Geely Auto, a Chinese automotive giant, intends to take its luxury electric vehicle brand, Zeekr, private just one year after it went public on the New York Stock Exchange, as revealed in recent filings. This decision comes amid heightened scrutiny from the U.S. Government, which under the Trump administration has contemplated removing Chinese firms from American stock markets as part of a wider trade dispute that has seen escalating tariffs between the two nations.
On Tuesday, Geely proposed a buyout of Zeekr at $25.66 per American Depository Receipt (ADS)—approximately $2.566 per ordinary share—reflecting a 14% premium over the company’s closing price the day prior, valuing Zeekr at around $6.5 billion. ADS holders are also given the option of receiving 12.3 shares of newly issued Geely stock for each ADS they possess.
By privatising Zeekr, Geely aims to avoid potential geopolitical tensions while solidifying its control; the company already holds a 65.7% stake in Zeekr through its founder, Li Shufu. The cost for Geely to acquire the remaining shares is estimated at about $2.2 billion. This strategic move would allow Geely to shield Zeekr from the challenges faced by electric vehicle start-ups in a highly competitive market while securing its investment.

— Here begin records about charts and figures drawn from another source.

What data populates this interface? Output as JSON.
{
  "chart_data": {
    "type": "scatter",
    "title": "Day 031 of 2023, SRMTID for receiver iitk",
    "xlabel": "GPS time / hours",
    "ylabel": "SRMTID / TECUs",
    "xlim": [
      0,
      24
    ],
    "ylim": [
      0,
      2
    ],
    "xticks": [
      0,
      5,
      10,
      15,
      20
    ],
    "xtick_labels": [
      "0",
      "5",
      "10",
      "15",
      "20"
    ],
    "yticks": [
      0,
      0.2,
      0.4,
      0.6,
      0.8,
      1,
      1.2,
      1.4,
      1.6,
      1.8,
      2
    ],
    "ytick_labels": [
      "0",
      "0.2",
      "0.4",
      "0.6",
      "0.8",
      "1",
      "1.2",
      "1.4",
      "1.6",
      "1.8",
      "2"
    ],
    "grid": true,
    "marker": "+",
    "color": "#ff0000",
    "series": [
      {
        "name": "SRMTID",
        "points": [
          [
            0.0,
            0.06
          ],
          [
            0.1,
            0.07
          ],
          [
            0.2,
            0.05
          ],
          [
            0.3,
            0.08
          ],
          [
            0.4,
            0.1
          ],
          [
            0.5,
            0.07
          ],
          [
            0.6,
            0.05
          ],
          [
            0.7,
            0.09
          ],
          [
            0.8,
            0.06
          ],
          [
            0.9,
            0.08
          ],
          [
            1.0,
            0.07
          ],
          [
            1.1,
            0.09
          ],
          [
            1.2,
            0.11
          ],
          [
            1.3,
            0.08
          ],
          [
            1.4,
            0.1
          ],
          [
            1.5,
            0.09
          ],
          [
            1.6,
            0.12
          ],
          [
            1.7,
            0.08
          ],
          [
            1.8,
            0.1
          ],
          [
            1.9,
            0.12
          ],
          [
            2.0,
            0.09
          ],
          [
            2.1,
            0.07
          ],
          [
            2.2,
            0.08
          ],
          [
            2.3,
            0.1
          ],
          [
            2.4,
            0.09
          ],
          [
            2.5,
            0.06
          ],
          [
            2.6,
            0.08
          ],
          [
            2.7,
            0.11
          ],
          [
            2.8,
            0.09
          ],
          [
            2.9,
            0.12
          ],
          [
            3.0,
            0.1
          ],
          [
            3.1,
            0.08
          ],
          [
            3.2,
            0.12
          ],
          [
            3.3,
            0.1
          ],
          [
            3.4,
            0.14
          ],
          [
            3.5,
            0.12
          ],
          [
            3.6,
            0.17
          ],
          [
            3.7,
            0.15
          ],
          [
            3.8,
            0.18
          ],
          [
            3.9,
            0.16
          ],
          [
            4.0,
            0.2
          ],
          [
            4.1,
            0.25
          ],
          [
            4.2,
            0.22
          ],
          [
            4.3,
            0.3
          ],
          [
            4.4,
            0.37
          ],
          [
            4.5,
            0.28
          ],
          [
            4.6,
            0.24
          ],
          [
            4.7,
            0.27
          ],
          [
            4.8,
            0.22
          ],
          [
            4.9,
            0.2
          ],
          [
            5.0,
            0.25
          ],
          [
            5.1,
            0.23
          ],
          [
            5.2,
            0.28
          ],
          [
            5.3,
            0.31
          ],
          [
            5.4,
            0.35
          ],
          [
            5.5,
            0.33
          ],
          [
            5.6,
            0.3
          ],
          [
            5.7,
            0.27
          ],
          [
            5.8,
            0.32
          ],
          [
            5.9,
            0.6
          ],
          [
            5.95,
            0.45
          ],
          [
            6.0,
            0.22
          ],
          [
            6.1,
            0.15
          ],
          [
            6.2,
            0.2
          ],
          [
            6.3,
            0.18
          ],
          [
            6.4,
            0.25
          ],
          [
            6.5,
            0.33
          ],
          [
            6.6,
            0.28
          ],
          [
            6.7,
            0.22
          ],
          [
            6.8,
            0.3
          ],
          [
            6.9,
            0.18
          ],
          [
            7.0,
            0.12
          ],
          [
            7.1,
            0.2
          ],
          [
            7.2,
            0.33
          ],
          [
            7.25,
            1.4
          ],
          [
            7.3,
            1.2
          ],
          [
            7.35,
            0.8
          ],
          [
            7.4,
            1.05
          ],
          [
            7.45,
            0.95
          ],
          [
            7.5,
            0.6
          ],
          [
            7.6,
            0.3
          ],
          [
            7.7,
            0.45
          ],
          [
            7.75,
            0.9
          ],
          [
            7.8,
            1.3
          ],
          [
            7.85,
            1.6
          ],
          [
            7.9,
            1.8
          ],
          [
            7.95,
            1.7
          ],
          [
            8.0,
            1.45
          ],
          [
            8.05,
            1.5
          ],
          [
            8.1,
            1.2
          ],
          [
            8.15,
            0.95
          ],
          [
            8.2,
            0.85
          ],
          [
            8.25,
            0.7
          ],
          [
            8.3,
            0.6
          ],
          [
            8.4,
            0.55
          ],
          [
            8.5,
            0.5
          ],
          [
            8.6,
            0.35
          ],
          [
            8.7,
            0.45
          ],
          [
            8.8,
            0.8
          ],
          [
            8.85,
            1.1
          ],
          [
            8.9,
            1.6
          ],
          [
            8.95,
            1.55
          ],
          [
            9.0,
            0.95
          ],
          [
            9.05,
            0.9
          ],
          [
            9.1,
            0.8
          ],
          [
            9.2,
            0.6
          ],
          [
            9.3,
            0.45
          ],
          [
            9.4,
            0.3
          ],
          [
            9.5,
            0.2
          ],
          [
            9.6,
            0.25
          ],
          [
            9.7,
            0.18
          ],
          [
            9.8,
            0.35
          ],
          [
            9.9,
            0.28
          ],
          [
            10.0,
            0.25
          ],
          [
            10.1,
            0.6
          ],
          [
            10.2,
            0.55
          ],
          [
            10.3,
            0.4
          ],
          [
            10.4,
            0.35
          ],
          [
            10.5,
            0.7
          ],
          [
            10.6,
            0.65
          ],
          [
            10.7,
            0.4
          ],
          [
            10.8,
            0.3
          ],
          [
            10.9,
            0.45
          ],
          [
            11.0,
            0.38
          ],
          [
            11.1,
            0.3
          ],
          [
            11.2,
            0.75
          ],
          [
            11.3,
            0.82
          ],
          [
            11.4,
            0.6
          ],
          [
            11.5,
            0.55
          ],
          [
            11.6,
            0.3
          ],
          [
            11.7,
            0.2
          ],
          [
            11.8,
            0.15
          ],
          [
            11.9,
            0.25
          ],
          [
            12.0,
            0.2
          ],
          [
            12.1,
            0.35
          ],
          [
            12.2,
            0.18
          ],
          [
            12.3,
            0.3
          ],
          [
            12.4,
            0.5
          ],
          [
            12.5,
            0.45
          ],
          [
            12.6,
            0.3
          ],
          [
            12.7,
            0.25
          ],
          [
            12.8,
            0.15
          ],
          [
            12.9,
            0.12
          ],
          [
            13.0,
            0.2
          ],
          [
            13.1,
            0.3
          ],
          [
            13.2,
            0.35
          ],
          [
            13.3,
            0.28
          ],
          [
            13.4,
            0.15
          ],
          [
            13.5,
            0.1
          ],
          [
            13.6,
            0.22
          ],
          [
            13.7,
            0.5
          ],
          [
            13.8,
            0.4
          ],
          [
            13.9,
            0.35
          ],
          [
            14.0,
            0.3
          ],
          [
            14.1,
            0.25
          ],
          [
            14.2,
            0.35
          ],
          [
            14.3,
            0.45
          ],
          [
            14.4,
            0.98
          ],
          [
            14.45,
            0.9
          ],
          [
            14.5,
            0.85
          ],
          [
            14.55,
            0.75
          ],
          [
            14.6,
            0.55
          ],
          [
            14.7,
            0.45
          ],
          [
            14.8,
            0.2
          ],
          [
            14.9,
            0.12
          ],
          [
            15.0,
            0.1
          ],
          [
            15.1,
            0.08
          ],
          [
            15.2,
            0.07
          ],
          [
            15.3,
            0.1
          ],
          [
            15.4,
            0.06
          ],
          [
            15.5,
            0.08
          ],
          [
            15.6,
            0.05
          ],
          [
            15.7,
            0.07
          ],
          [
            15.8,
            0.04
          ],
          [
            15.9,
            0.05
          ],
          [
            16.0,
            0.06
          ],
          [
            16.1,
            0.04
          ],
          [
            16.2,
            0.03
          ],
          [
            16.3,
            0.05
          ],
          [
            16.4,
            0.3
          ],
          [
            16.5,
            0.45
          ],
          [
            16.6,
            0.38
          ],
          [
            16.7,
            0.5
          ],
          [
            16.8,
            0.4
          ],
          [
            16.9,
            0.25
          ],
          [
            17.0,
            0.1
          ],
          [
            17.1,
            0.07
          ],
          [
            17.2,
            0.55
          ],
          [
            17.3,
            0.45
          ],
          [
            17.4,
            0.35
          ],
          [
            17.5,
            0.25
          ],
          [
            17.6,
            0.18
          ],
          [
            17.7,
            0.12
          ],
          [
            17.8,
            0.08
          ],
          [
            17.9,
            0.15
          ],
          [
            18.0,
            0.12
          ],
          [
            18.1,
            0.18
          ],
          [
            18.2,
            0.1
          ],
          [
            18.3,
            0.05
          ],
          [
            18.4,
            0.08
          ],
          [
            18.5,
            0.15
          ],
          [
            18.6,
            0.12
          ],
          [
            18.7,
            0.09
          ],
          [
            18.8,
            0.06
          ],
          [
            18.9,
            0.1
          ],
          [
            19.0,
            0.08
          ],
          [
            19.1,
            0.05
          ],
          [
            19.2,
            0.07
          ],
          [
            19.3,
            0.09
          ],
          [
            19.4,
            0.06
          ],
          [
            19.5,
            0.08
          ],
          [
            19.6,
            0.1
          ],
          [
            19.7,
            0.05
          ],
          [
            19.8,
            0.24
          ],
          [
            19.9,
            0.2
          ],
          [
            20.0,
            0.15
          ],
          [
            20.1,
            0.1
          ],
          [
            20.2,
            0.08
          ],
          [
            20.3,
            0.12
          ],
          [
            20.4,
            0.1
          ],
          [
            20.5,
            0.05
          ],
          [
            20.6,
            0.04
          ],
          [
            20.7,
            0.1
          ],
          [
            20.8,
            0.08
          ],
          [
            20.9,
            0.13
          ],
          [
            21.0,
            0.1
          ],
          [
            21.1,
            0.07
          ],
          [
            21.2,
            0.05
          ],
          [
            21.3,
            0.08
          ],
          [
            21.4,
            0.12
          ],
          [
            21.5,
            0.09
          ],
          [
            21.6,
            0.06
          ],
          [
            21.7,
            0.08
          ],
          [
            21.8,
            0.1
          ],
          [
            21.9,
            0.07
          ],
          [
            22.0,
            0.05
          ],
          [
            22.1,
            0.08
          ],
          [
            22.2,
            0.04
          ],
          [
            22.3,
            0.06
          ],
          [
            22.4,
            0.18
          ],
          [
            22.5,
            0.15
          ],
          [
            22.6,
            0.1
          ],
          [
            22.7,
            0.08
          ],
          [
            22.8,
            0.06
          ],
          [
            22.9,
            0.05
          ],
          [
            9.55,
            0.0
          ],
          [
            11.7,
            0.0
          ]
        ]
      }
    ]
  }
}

Although Zeekr has not yet disclosed its financial performance for the first quarter, it reported total vehicle deliveries of 125,250 across its brands, Zeekr and Lynk & Co, over the first four months of 2025. Additionally, Zeekr is collaborating with autonomous driving company Waymo to develop a dedicated robotaxi for widespread use in the United States. The implications of Geely’s decision to take Zeekr private for this partnership remain unconfirmed, though Waymo has recently revealed plans to integrate its self-driving technology into Zeekr vehicles at an upcoming facility in Arizona.